Le programme Jourdain
Le démonstrateur Jourdain par Vendée Eau
Le démonstrateur Jourdain par Vendée Eau
Qu’est-ce qu’un démonstrateur ?
Les démonstrateurs sont des dispositifs expérimentaux de terrain dont le but est de tester, de mettre en évidence et de valider de nouvelles techniques, pratiques, technologies pour évaluer leur potentiel, leur faisabilité et les freins à leur développement.
L’objectif de l’ensemble de la démarche de démonstration (période complète 2018-2027) est de pouvoir évaluer en situation réelle in situ sur plusieurs années, les modalités de fonctionnement et de suivi d’un système de réutilisation indirecte d’eaux usées traitées pour l’eau potable, dans un but final de contribuer à l’évolution de la réglementation, de participer à l’amélioration de l’état de l’art de la REUT, et de permettre à terme la réplication de solutions identiques en France et en Europe sur des territoires sensibles à la pression sur les ressources en eau.
Une approche purement théorique est utopique car elle ne peut répondre à toutes les interrogations avant la mise en place d’une solution REUT à pleine échelle. En effet, la démarche d’évaluer in situ est indispensable au vu des phénomènes très complexes qui interviennent lors d’un rejet dans une masse d’eau, a fortiori dans une retenue (dilution, transfert, hydrolyse/photolyse biodégradation, combinaison avec d’autres éléments, absorption par les systèmes vivants, sédimentation et stratification, …), ainsi que des conditions hydrologiques et météorologiques très variables au droit de la réinjection dans le Jaunay.
Le programme Jourdain est un démonstrateur à ¼ de la capacité potentielle (150 m3/h sur les 600 m3/h disponibles au minimum en sortie de la station d’épuration des Sables d’Olonne). Cette étape va faire l’objet d’une supervision très stricte durant la période de fonctionnement en partenariat avec les autorités sanitaires et environnementales qui accompagnent Vendée Eau depuis plusieurs années pour le cadrage de ce programme, qui ne rentre pas encore dans la réglementation actuelle. Comme la REUT planifiée par recharge de ressource superficielle (dans un but de production d’eau destinée à la consommation humaine) n’a pas d’antécédent en France et en Europe, il est indispensable d’accompagner cette période de fonctionnement par un ensemble d’actions, pour tirer tous les enseignements, pour préparer une extension à pleine échelle et pour de potentielles réplications sur d’autres territoires.

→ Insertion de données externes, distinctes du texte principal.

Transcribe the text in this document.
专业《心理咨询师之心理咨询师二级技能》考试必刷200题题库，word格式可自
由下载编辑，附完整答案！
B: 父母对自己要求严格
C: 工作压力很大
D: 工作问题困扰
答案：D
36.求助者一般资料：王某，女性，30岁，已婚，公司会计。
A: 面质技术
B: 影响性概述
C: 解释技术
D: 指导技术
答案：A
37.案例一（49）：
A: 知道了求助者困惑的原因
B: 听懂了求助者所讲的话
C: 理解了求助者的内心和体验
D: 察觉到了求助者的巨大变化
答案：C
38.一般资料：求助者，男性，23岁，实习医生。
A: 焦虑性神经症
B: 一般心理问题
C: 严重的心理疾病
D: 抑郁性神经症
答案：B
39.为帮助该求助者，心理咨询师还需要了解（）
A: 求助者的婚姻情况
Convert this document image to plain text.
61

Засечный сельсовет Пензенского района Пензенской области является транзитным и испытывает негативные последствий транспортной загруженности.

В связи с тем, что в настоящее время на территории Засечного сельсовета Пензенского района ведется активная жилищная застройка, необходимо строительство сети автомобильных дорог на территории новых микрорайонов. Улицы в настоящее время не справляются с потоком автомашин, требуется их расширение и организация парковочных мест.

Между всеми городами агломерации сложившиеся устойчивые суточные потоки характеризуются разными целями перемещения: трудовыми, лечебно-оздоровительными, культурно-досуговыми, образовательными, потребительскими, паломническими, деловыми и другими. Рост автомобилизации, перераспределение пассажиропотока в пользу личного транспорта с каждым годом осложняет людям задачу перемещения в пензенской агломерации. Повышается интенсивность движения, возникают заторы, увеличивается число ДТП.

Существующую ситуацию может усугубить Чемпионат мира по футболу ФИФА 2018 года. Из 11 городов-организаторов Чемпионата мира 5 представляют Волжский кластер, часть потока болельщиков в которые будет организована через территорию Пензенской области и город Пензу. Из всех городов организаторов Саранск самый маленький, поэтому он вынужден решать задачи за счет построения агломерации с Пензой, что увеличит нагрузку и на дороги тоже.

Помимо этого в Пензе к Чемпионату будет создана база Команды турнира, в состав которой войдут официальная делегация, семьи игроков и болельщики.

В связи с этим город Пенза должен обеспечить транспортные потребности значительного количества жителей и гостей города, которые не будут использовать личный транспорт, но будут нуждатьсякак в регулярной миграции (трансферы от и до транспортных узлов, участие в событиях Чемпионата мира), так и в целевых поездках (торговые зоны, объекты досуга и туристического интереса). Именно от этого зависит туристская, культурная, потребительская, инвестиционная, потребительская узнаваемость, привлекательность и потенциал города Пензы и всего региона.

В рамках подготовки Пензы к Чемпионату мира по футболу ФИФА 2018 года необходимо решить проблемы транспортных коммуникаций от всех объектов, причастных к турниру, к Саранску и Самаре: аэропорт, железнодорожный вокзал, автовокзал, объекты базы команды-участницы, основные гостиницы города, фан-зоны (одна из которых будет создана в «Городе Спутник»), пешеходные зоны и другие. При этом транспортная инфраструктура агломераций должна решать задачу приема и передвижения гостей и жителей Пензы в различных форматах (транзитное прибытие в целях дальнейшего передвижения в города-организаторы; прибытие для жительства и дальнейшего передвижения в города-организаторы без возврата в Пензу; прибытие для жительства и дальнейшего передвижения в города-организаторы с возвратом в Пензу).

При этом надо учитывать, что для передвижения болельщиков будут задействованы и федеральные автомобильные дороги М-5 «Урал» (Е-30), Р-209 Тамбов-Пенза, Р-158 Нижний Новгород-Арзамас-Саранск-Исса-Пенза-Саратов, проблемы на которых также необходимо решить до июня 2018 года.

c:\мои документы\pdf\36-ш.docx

À l’issue de cette étape de « démonstrateur expérimental », le programme Jourdain permettra, après évaluation, d’envisager à terme une augmentation de sa capacité. L’évolution à une solution REUT pérenne à échelle 1/1 permettra de réutiliser 600m3/h d’eaux usées pour la recharge du Jaunay, et de disposer ainsi de l’ordre de 2 millions de m3 complémentaires dans la retenue du Jaunay, offrant une sécurité pour la production d’eau potable.
Pourquoi « Jourdain » ?
Pourquoi « Jourdain » ?
Le nom du programme de REUT de Vendée Eau s’inspire du personnage principal du Bourgeois Gentilhomme de Molière. Au cours d’une leçon avec son maître de philosophie, Monsieur JOURDAIN découvre qu’il fait de la prose sans le savoir : « Par ma foi ! il y a plus de quarante ans que je dis de la prose sans que j’en susse rien, et je vous suis le plus obligé du monde de m’avoir appris cela ». Tout comme pour la prose de M. Jourdain, l’eau que l’on consomme chaque jour a déjà un parcours, une histoire sans qu’on en ait forcément conscience. En effet, de nombreux cours d’eau français et européens reçoivent des rejets de stations d’épuration alors que cette eau en aval, peut être utilisée pour produire de l’eau potable. On fait donc tous, déjà, de la réutilisation des eaux usées sans le savoir, de manière non planifiée. Le programme Jourdain consiste à reproduire ce cycle de l’eau, de manière planifiée, contrôlée et supervisée pour démontrer la compatibilité d’une telle solution pour sécuriser les ressources en eau pour l’eau potable.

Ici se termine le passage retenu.